Tuesday 4 December 2007

21. William Byrd - My Ladye Nevells Booke (1591)
















Recording

Title: My Ladye Nevells Booke
Performer/Director: Christopher Hogwood
Year: 1974-75
Length: 3 hours 12 minutes

Review

Sorry for the slight delay, but as you can imagine listening to a three hour recording at least three times takes at least nine hours, and I have other things to do with my life... like the albums project. But I digress.

This is a welcome change, there is not a word of singing in the whole three hours, just lovely keyboard music, no "ahh ahh ahhs" at all! The whole recording is pretty amazing, Hogwood moves from the virginal to the Flemish and Italian Harpsichords and to the Organ while being perfectly brilliant in all of them.

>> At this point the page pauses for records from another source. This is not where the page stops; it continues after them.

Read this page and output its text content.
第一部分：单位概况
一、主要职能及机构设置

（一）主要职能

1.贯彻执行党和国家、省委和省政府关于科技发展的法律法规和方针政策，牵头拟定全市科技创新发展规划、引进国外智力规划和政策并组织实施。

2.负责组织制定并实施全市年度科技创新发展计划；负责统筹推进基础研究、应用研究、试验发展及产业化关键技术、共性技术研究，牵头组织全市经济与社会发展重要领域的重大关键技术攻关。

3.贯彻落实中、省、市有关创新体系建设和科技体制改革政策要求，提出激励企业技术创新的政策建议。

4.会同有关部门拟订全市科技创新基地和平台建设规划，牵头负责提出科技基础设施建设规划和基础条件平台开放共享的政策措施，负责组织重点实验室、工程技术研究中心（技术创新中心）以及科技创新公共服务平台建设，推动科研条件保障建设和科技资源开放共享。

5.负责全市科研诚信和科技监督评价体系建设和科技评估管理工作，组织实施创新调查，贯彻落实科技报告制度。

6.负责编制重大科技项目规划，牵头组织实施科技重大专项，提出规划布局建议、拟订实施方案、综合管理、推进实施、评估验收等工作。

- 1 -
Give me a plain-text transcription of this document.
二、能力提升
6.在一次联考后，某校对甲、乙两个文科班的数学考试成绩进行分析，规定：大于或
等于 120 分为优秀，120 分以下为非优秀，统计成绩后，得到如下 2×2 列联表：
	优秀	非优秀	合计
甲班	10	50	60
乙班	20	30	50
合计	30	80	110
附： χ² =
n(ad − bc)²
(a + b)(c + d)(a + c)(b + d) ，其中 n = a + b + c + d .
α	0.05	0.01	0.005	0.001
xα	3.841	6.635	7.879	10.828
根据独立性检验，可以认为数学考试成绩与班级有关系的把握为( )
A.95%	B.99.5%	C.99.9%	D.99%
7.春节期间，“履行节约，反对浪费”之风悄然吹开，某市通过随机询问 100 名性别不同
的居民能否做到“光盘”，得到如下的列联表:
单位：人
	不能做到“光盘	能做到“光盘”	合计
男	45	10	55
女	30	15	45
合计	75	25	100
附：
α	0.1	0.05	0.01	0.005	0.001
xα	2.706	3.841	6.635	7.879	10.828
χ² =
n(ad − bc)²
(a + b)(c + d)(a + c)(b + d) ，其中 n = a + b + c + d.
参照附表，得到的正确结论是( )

As you might have understood by now my knowledge of the nuts and bolts of classical music composition is pretty rudimentary, so it is one of those annoying "I know what I like" but ask me to name what key something is in and I'm at a loss. Here, however you have some pretty amazing music and what fascinates me more is right on the first of the three CD's. The Battell track and the Marche before the Battell are two pretty amazing pieces of Virginal fireworks. And I love that. Harpsichord music always sounds extremely complex to my ears, kind of like a very fine bit of intricate lace, and the whole recording here is like that. When you go into the longest bit of the album with the Pavians and their respective Galliardes is also great.

This might however be the downfall of the recording, but the fault is Byrds really, because the Booke is top-heavy in musical terms, so is the recording, the first CD and the first half of the second are superior to the second half in my opinion. I should also not here that this is pretty much coming up to Baroque music even if it is not quite there yet... it is just around the corner.

Track Highlights


1. The Battell
2. Marche Before The Battell
3. Galliarde to the Third Paivan
4. All In a Garden Grine

Final Grade


9/10

Trivia

From Wikipedia:

My Ladye Nevells Booke consists of 42 pieces for keyboard by William Byrd, probably the greatest English composer at that time. Although the music was copied by John Baldwin, one of the most famous musical scribes and calligraphers of the day, the pieces seem to have been selected, organized and even edited and corrected by Byrd himself.

A heavy, oblong folio volume, it retains its original elaborately tooled Morocco binding, stamped with the title, on top of a nineteenth century repair. The illuminated coat-of-arms of the Nevill family is on the title page, with the initials "H.N." in the lower left-hand corner. There are 192 folios each consisting of four six-line staves with large, diamond-shaped notes. At the end is a table of contents.